The third episode of the series opens with beautiful drone shots of the Iguazu National Park in the Brazilian state of Parana. Modern scenes of the world’s visually and acoustically most powerful sounding natural sites known for its massive waterfalls and its surrounding subtropical rainforest with over 2,000 species of vascular plants and typical wildlife of the region: tapirs, giant anteaters, howler monkeys, ocelots, jaguars and Caymans.
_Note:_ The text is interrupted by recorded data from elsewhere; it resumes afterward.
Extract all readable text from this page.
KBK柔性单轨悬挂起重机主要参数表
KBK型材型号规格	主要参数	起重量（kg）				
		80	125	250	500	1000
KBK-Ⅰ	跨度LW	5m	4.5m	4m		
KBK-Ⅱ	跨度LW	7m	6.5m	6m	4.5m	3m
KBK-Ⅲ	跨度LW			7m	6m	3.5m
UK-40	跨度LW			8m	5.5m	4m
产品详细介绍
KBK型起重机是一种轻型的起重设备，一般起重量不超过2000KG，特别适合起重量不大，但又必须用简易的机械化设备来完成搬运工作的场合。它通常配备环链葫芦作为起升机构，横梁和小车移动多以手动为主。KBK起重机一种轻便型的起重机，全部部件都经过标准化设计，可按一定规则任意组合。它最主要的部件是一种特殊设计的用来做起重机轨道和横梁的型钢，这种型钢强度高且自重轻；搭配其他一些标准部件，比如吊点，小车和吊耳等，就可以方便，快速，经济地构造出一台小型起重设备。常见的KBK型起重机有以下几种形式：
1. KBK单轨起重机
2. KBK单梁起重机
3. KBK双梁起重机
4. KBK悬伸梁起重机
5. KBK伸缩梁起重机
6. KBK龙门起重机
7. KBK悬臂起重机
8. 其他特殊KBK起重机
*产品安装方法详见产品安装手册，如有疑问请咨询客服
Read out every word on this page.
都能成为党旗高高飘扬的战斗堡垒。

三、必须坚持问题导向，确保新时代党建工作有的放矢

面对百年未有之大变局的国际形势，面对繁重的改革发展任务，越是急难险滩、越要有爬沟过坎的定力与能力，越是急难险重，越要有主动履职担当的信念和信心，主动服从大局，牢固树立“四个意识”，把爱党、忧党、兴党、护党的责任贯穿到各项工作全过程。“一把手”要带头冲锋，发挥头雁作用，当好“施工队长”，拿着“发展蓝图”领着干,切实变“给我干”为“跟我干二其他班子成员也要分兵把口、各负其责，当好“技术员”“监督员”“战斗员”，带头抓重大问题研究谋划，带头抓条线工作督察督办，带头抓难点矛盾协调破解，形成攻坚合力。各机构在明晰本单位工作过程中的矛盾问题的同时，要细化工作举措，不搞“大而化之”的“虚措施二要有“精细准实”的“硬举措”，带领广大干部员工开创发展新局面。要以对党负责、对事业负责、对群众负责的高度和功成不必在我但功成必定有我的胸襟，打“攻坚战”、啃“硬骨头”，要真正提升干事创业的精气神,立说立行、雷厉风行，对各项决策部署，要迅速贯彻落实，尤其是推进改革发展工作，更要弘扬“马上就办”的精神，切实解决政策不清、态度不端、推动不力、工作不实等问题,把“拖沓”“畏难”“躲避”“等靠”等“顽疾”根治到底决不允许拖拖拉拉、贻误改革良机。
Amid all these sights and sounds, the focus narrows to an outdoorsy Latina -Rafaela Moura- helping the villagers make food over a wood burning stove, accompanied by her adult guide, making their way through chaos across the alleyways to a very different-looking segment of the rainforest where the Munduruku hear chainsaws making loud noises, fires burning, loggers screaming and landowners talking while pointing towards the homes along the river.
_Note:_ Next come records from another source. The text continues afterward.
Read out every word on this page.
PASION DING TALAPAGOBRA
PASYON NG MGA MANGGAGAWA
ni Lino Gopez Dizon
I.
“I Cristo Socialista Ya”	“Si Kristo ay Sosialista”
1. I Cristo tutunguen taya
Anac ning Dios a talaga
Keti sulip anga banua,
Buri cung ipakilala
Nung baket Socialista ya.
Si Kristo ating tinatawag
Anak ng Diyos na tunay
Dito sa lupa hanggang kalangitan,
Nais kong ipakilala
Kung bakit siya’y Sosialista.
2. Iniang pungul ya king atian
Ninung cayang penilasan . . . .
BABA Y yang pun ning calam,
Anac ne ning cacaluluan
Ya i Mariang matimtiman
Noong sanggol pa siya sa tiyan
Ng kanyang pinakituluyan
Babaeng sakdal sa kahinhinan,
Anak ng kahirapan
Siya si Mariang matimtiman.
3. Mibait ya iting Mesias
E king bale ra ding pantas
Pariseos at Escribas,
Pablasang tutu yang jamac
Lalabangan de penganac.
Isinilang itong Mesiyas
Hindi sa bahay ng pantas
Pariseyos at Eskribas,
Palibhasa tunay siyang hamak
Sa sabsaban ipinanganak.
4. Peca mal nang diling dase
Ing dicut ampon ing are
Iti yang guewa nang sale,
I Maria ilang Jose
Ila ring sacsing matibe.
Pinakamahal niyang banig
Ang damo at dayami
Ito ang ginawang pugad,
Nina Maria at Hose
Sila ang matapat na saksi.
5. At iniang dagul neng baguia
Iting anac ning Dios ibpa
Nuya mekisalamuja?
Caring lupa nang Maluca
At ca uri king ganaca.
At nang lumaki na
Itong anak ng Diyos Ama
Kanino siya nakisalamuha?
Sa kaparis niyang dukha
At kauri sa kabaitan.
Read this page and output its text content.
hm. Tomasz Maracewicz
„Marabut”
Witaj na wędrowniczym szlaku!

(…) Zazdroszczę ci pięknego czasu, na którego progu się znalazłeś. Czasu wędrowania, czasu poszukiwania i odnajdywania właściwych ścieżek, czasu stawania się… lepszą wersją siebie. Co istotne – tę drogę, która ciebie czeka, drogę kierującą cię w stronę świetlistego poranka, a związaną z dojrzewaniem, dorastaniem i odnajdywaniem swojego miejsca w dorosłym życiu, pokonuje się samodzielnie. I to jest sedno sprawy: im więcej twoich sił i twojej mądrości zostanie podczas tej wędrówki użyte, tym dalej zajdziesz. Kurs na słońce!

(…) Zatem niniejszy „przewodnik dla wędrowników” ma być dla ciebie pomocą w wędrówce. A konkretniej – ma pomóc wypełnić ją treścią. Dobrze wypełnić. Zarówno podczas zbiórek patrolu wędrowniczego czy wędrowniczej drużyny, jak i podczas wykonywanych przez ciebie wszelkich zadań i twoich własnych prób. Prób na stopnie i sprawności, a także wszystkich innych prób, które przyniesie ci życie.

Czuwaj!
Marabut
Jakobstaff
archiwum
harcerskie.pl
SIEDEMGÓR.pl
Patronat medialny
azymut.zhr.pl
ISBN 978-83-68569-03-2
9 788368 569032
Our main character, Rafaela Moura a Brazilian-born women who lived near the Tocantins River in the amazon as a young girl then moved to America and became a policymaker for climate change. Now, she’s back in Brazil risking her life, partnering with local reporters and nonprofits to get to the bottom of the climate crimes and failed environmental policy debacle that is putting the Amazon Rainforest at risk. Although she works for EPA, this project is not in any way an EPA project. We learn that this is a return to native roots of the main character who is undertaking this exploratory journey completely on her ownoutside of her job.
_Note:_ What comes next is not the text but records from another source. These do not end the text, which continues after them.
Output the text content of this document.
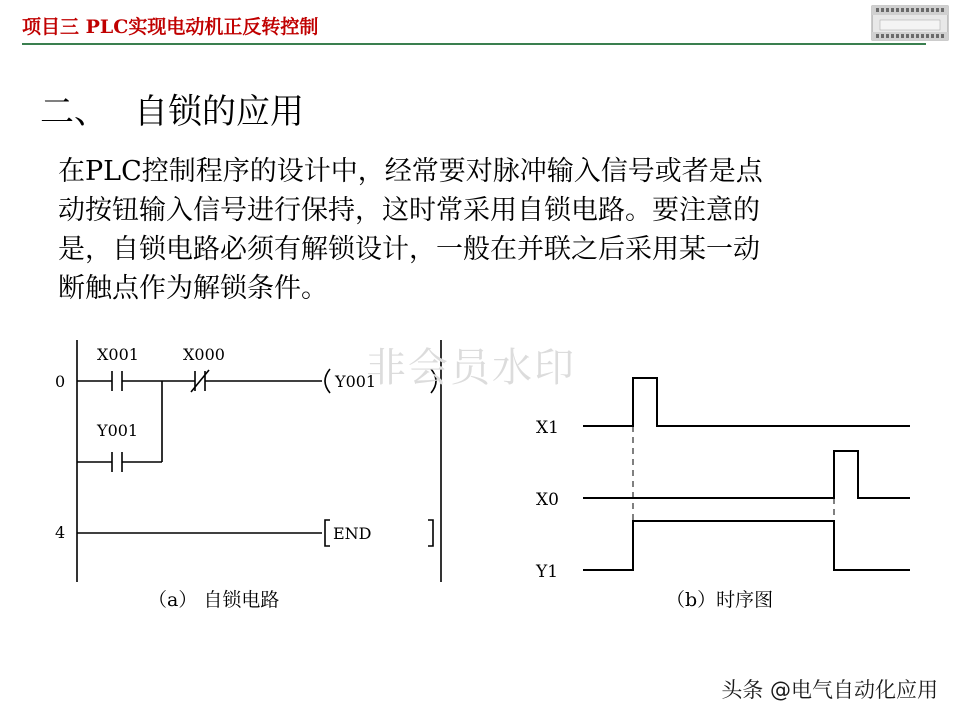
项目三 PLC实现电动机正反转控制
二、 自锁的应用
在PLC控制程序的设计中，经常要对脉冲输入信号或者是点
动按钮输入信号进行保持，这时常采用自锁电路。要注意的
是，自锁电路必须有解锁设计，一般在并联之后采用某一动
断触点作为解锁条件。
0
X001	X000
Y001
Y001
4	END
（a） 自锁电路
X1
X0
Y1
（b）时序图
非会员水印
头条 @电气自动化应用
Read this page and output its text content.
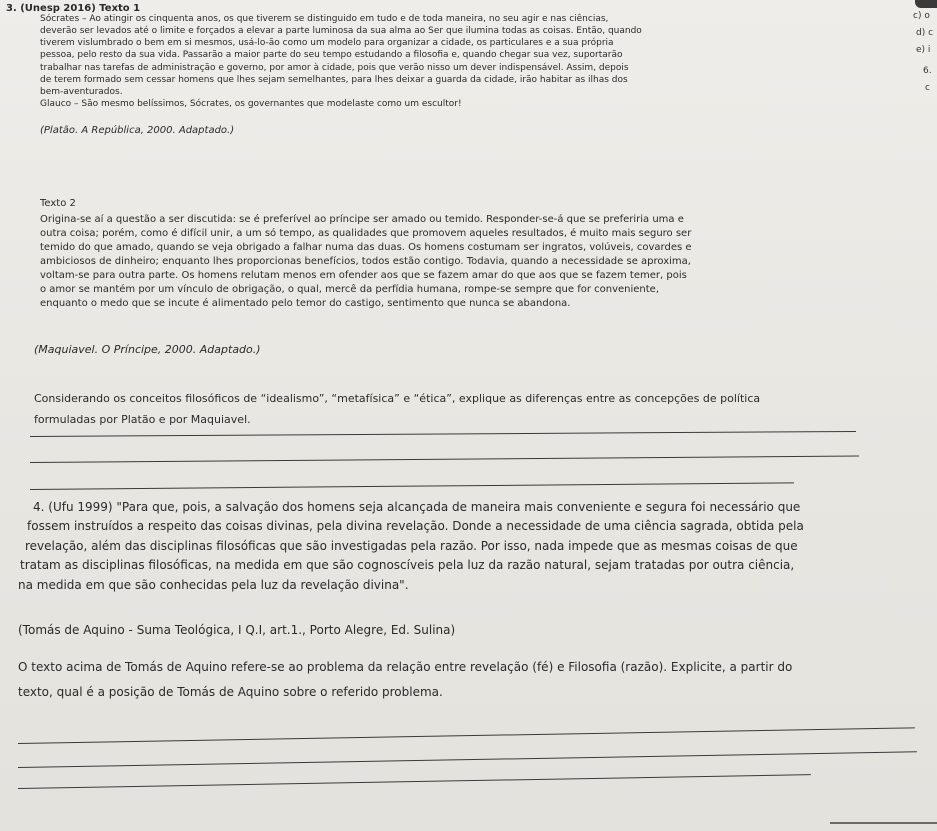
3. (Unesp 2016) Texto 1
c) o
d) c
e) i
6.
c
Sócrates – Ao atingir os cinquenta anos, os que tiverem se distinguido em tudo e de toda maneira, no seu agir e nas ciências,
deverão ser levados até o limite e forçados a elevar a parte luminosa da sua alma ao Ser que ilumina todas as coisas. Então, quando
tiverem vislumbrado o bem em si mesmos, usá-lo-ão como um modelo para organizar a cidade, os particulares e a sua própria
pessoa, pelo resto da sua vida. Passarão a maior parte do seu tempo estudando a filosofia e, quando chegar sua vez, suportarão
trabalhar nas tarefas de administração e governo, por amor à cidade, pois que verão nisso um dever indispensável. Assim, depois
de terem formado sem cessar homens que lhes sejam semelhantes, para lhes deixar a guarda da cidade, irão habitar as ilhas dos
bem-aventurados.
Glauco – São mesmo belíssimos, Sócrates, os governantes que modelaste como um escultor!
(Platão. A República, 2000. Adaptado.)
Texto 2
Origina-se aí a questão a ser discutida: se é preferível ao príncipe ser amado ou temido. Responder-se-á que se preferiria uma e
outra coisa; porém, como é difícil unir, a um só tempo, as qualidades que promovem aqueles resultados, é muito mais seguro ser
temido do que amado, quando se veja obrigado a falhar numa das duas. Os homens costumam ser ingratos, volúveis, covardes e
ambiciosos de dinheiro; enquanto lhes proporcionas benefícios, todos estão contigo. Todavia, quando a necessidade se aproxima,
voltam-se para outra parte. Os homens relutam menos em ofender aos que se fazem amar do que aos que se fazem temer, pois
o amor se mantém por um vínculo de obrigação, o qual, mercê da perfídia humana, rompe-se sempre que for conveniente,
enquanto o medo que se incute é alimentado pelo temor do castigo, sentimento que nunca se abandona.
(Maquiavel. O Príncipe, 2000. Adaptado.)
Considerando os conceitos filosóficos de “idealismo”, “metafísica” e “ética”, explique as diferenças entre as concepções de política
formuladas por Platão e por Maquiavel.
4. (Ufu 1999) "Para que, pois, a salvação dos homens seja alcançada de maneira mais conveniente e segura foi necessário que
fossem instruídos a respeito das coisas divinas, pela divina revelação. Donde a necessidade de uma ciência sagrada, obtida pela
revelação, além das disciplinas filosóficas que são investigadas pela razão. Por isso, nada impede que as mesmas coisas de que
tratam as disciplinas filosóficas, na medida em que são cognoscíveis pela luz da razão natural, sejam tratadas por outra ciência,
na medida em que são conhecidas pela luz da revelação divina".
(Tomás de Aquino - Suma Teológica, I Q.I, art.1., Porto Alegre, Ed. Sulina)
O texto acima de Tomás de Aquino refere-se ao problema da relação entre revelação (fé) e Filosofia (razão). Explicite, a partir do
texto, qual é a posição de Tomás de Aquino sobre o referido problema.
She passes a group of businessmen searching for resources and foresters dressed in soccer jerseys; she stops to talk to the villagers — and her Portuguese dialect is impeccable.
We see impactful images of how some of the worst environmental crimes to date that has devastated the rainforest as an interview with the tribal leader Sonia Guajajara – Leadership of APIB – Articulation of Indigenous Peoples of Brazil) tells us about the 2021 filing of genocide charges against Brazil’s President Jair Bolsonaro for the death of 1,162 indigenous people from 163 indigenous communities in the country due to the explicit refusal to demarcate new lands. We see an Aerial vista of Brazil, as our title fills the screen; “Fail To Protect – Brazil”.
She is overcome with emotion as she revisits a familiar tribal village where, she tells the group around her, her entire family lived out the military regime years in Tucurui building the hydroelectric dam in the 1980s. This village was a “Protected Indigenous village” (the chief, most likely, a renowned tribal leader will be determined during Development) — one of the nearly 300,000 who fled to the city to avoid Bolsonaro’s genocide. Her story, and those of a handful of others, will transport viewers inside an unbelievable true piece of human history that is part of the rainforest’s long, complicated association with human rights violations and environment crimes all around the world.
Here, our story plunges into the dark days of the Military’s rise to power, culminating in Manaus, when attacks were encouraged on Indigenous tribes, homes and villages. These chilling acts were but a part of the larger plan to uproot and eliminate the entire indigenous people and culture from Brazil’s future. Which was accelerated under Brazil’s military dictatorship which oversaw the construction of the Trans Amazonian Highway. Further uprooting and assassinating at least 8,350 Indigenous people during the dictatorship. Which led to many in the Amazon revolting against the military regime’s development efforts on their lands.
Mythical ‘El Dorado’, a place in the Amazon allegedly overflowing with god and riches, Rafaela walks up the steps of the Amazon river. Looking out at a beautiful, but ruined site. Rafaela is set on finding out how El Dorado, became a place of experimentation, then a haven for European settlers like Francisco de Orellana one of the first Europeans to ever set foot in the Amazon. Now, Rafaela wants to comprehend how people from vastly different cultures, languages, and religions interacted, positively and negatively with indigenous communities and the environment.
She begins discovering atrocities after atrocities, several hundred every month, well in excess of normal quotas, and clearly in violation of human rights and Federal rules. Eventually, she gets stripped of her privileges and forcefully removed from her location. She was shamed by her policeman and regulatory superiors as well as some of her peers for her actions (which may be why she waited 35 years of her entire life to go back to the Village).
That evening, Rafaela digests her findings. She tells us how she feels about these discoveries. Fired up, she calls one of the local partners to speak on the topic. Here, she can show her heart wrenching interviews with the villagers and present her qualitative analysis of the issue at hand. Some of the officials are filled with excuses and propaganda. Rafaela shines the light on how 50 years of environmental protection has failed to protect its indigenous communities and asks for rectification, answers and solutions to amend these preposterous acts bringing to light evidence from the Chico Mendes trial and assassinations.